League director Rebecca Miller said it is possible that the trestle could be restored for use by hikers and bicyclists.
“DDOT has offered to do a study on keeping the trestle and (assessing) its current condition, and WMATA’s response to that was to file this application for demolition. So, we don’t see that as working in good faith with other parties involved,” Miller said.
District Department of Transportation spokesman Terry Owens said his agency is still planning a feasibility study.
“Also, under the (D.C. Historic) Preservation Act, there is a requirement to show alternatives to demolition, and obviously WMATA has not looked at that, given that DDOT hasn’t had the opportunity to do their study yet,” Miller added.
The Preservation Act applies in this case, according to Miller, because the bridge is a contributing structure within the Glover-Archbold Park Historic Area.

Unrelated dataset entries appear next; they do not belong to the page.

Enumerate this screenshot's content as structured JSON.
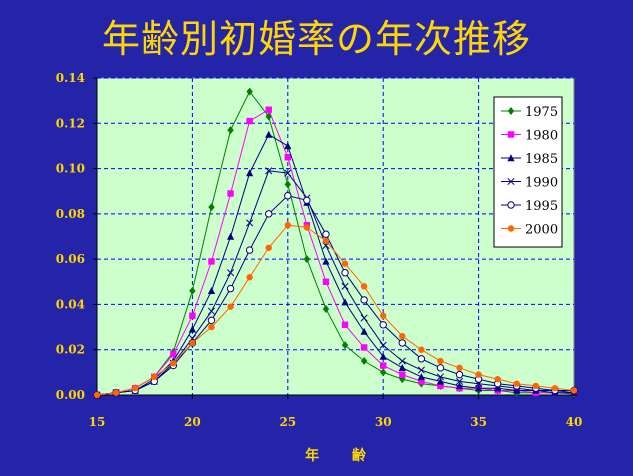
{
  "chart_data": {
    "type": "line",
    "title": "年齢別初婚率の年次推移",
    "xlabel": "年 齢",
    "ylabel": "",
    "xlim": [
      15,
      40
    ],
    "ylim": [
      0,
      0.14
    ],
    "x_ticks": [
      "15",
      "20",
      "25",
      "30",
      "35",
      "40"
    ],
    "y_ticks": [
      "0.00",
      "0.02",
      "0.04",
      "0.06",
      "0.08",
      "0.10",
      "0.12",
      "0.14"
    ],
    "grid": true,
    "legend_position": "top-right",
    "x": [
      15,
      16,
      17,
      18,
      19,
      20,
      21,
      22,
      23,
      24,
      25,
      26,
      27,
      28,
      29,
      30,
      31,
      32,
      33,
      34,
      35,
      36,
      37,
      38,
      39,
      40
    ],
    "series": [
      {
        "name": "1975",
        "color": "#008000",
        "marker": "diamond",
        "values": [
          0,
          0.001,
          0.003,
          0.008,
          0.019,
          0.046,
          0.083,
          0.117,
          0.134,
          0.123,
          0.093,
          0.06,
          0.038,
          0.022,
          0.015,
          0.01,
          0.007,
          0.005,
          0.004,
          0.003,
          0.002,
          0.002,
          0.001,
          0.001,
          0.001,
          0.0005
        ]
      },
      {
        "name": "1980",
        "color": "#ff00ff",
        "marker": "square",
        "values": [
          0,
          0.001,
          0.003,
          0.008,
          0.018,
          0.035,
          0.059,
          0.089,
          0.121,
          0.126,
          0.105,
          0.075,
          0.05,
          0.031,
          0.021,
          0.013,
          0.009,
          0.006,
          0.004,
          0.003,
          0.003,
          0.002,
          0.002,
          0.001,
          0.001,
          0.001
        ]
      },
      {
        "name": "1985",
        "color": "#000080",
        "marker": "triangle",
        "values": [
          0,
          0.001,
          0.002,
          0.007,
          0.015,
          0.029,
          0.046,
          0.07,
          0.098,
          0.115,
          0.11,
          0.085,
          0.059,
          0.041,
          0.028,
          0.017,
          0.012,
          0.008,
          0.006,
          0.004,
          0.003,
          0.003,
          0.002,
          0.002,
          0.001,
          0.001
        ]
      },
      {
        "name": "1990",
        "color": "#000080",
        "marker": "cross",
        "values": [
          0,
          0.001,
          0.002,
          0.006,
          0.014,
          0.025,
          0.037,
          0.054,
          0.076,
          0.099,
          0.098,
          0.087,
          0.066,
          0.048,
          0.034,
          0.022,
          0.015,
          0.011,
          0.008,
          0.006,
          0.005,
          0.004,
          0.003,
          0.002,
          0.002,
          0.001
        ]
      },
      {
        "name": "1995",
        "color": "#000080",
        "marker": "circle",
        "values": [
          0,
          0.001,
          0.002,
          0.006,
          0.013,
          0.023,
          0.033,
          0.047,
          0.064,
          0.08,
          0.088,
          0.086,
          0.071,
          0.054,
          0.042,
          0.031,
          0.023,
          0.016,
          0.012,
          0.009,
          0.007,
          0.005,
          0.004,
          0.003,
          0.002,
          0.002
        ]
      },
      {
        "name": "2000",
        "color": "#ff6600",
        "marker": "dot",
        "values": [
          0,
          0.001,
          0.003,
          0.008,
          0.014,
          0.023,
          0.03,
          0.039,
          0.052,
          0.065,
          0.075,
          0.074,
          0.068,
          0.058,
          0.048,
          0.035,
          0.026,
          0.02,
          0.015,
          0.012,
          0.009,
          0.007,
          0.005,
          0.004,
          0.003,
          0.002
        ]
      }
    ]
  },
  "colors": {
    "background": "#2424a8",
    "plot_area": "#ccffcc",
    "title": "#ffd700",
    "ticks": "#ffd700",
    "grid": "#0000ff"
  }
}
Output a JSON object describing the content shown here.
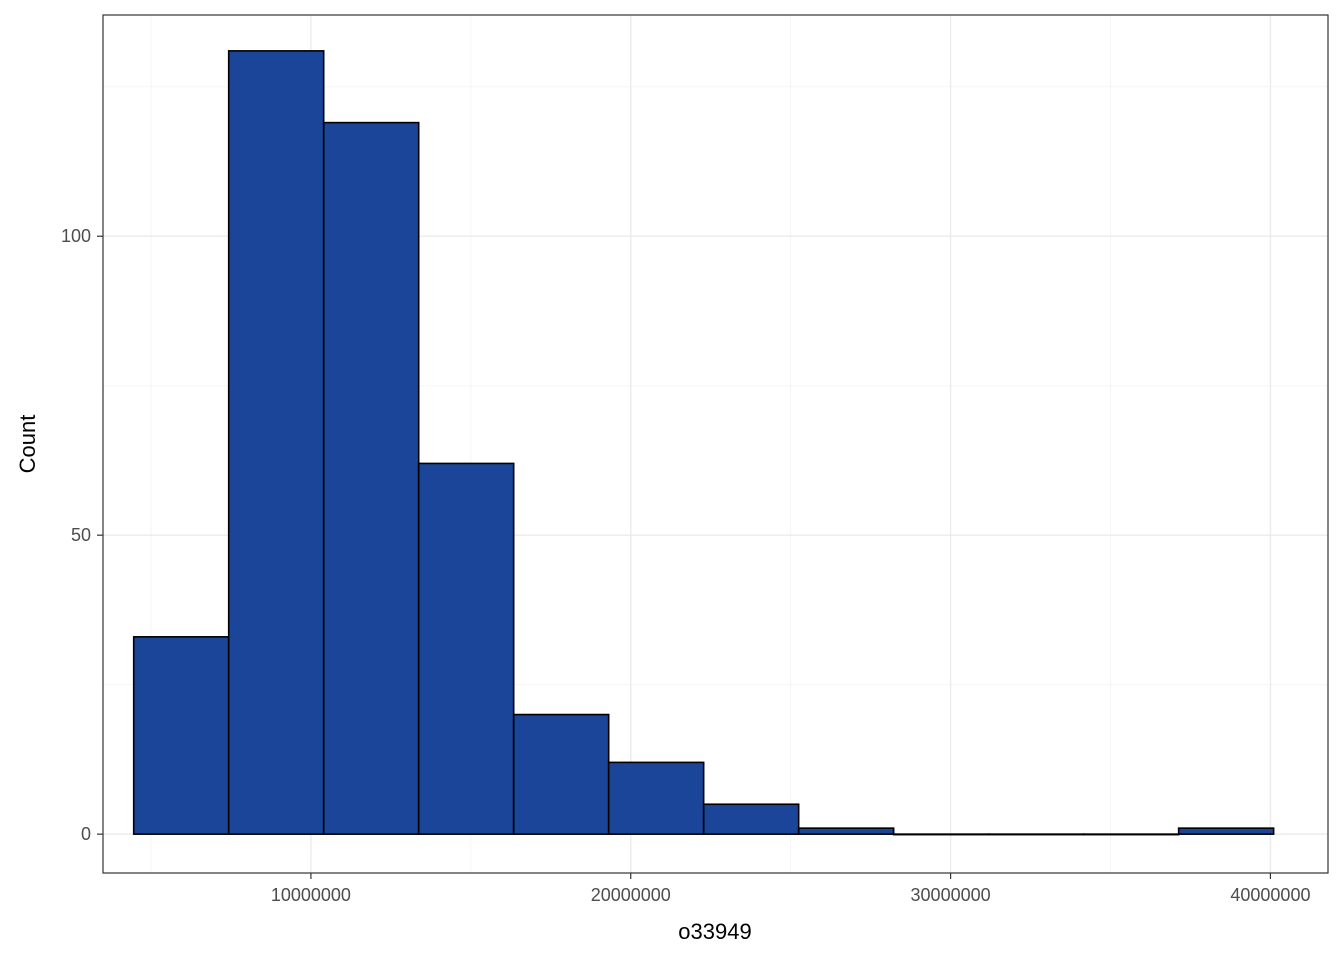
{
  "chart_data": {
    "type": "histogram",
    "title": "",
    "xlabel": "o33949",
    "ylabel": "Count",
    "xlim": [
      3500000,
      41800000
    ],
    "ylim": [
      -6.5,
      137
    ],
    "x_ticks": [
      10000000,
      20000000,
      30000000,
      40000000
    ],
    "x_tick_labels": [
      "10000000",
      "20000000",
      "30000000",
      "40000000"
    ],
    "x_minor_ticks": [
      5000000,
      15000000,
      25000000,
      35000000
    ],
    "y_ticks": [
      0,
      50,
      100
    ],
    "y_tick_labels": [
      "0",
      "50",
      "100"
    ],
    "y_minor_ticks": [
      25,
      75,
      125
    ],
    "bins": [
      {
        "x0": 4460000,
        "x1": 7430000,
        "count": 33
      },
      {
        "x0": 7430000,
        "x1": 10400000,
        "count": 131
      },
      {
        "x0": 10400000,
        "x1": 13370000,
        "count": 119
      },
      {
        "x0": 13370000,
        "x1": 16340000,
        "count": 62
      },
      {
        "x0": 16340000,
        "x1": 19310000,
        "count": 20
      },
      {
        "x0": 19310000,
        "x1": 22280000,
        "count": 12
      },
      {
        "x0": 22280000,
        "x1": 25250000,
        "count": 5
      },
      {
        "x0": 25250000,
        "x1": 28220000,
        "count": 1
      },
      {
        "x0": 28220000,
        "x1": 31190000,
        "count": 0
      },
      {
        "x0": 31190000,
        "x1": 34160000,
        "count": 0
      },
      {
        "x0": 34160000,
        "x1": 37130000,
        "count": 0
      },
      {
        "x0": 37130000,
        "x1": 40100000,
        "count": 1
      }
    ],
    "grid": true,
    "colors": {
      "bar_fill": "#1a4599",
      "bar_stroke": "#000000",
      "grid_major": "#ebebeb",
      "grid_minor": "#f5f5f5",
      "panel_border": "#333333"
    }
  }
}
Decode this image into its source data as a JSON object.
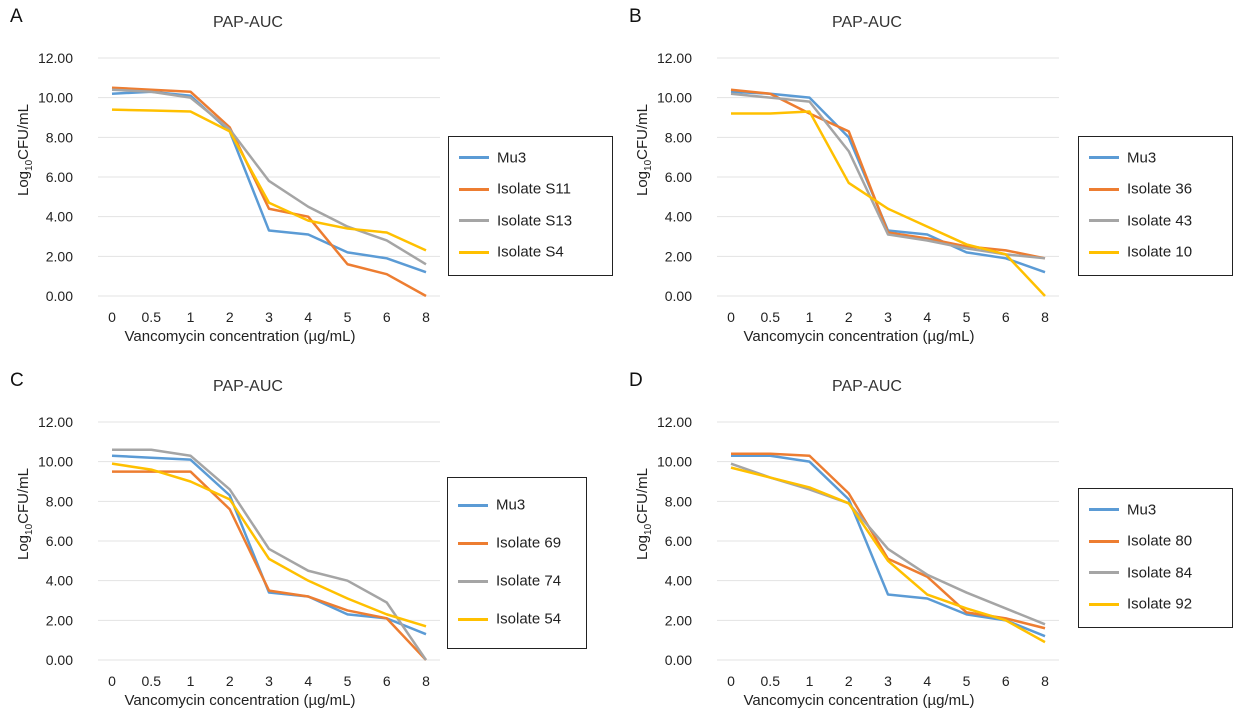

Metro spokeswoman Sherry Ly said in an email:
“Metro continues to work with all the agencies and stands ready to transfer the Trestle to any one of them. Unfortunately, no one has stepped forward. Metro must focus on repairing and keeping the Metro system safe for the millions who rely on it. Over the last several years, maintenance and investment has been deferred causing a $15 billion need. That is and will continue to be our priority.”
Ly also stated that the bridge “must” be demolished because of its condition, and there are no plans to save parts of it for placement in any museum because “that would also require an agency or party to come forward to accept it.”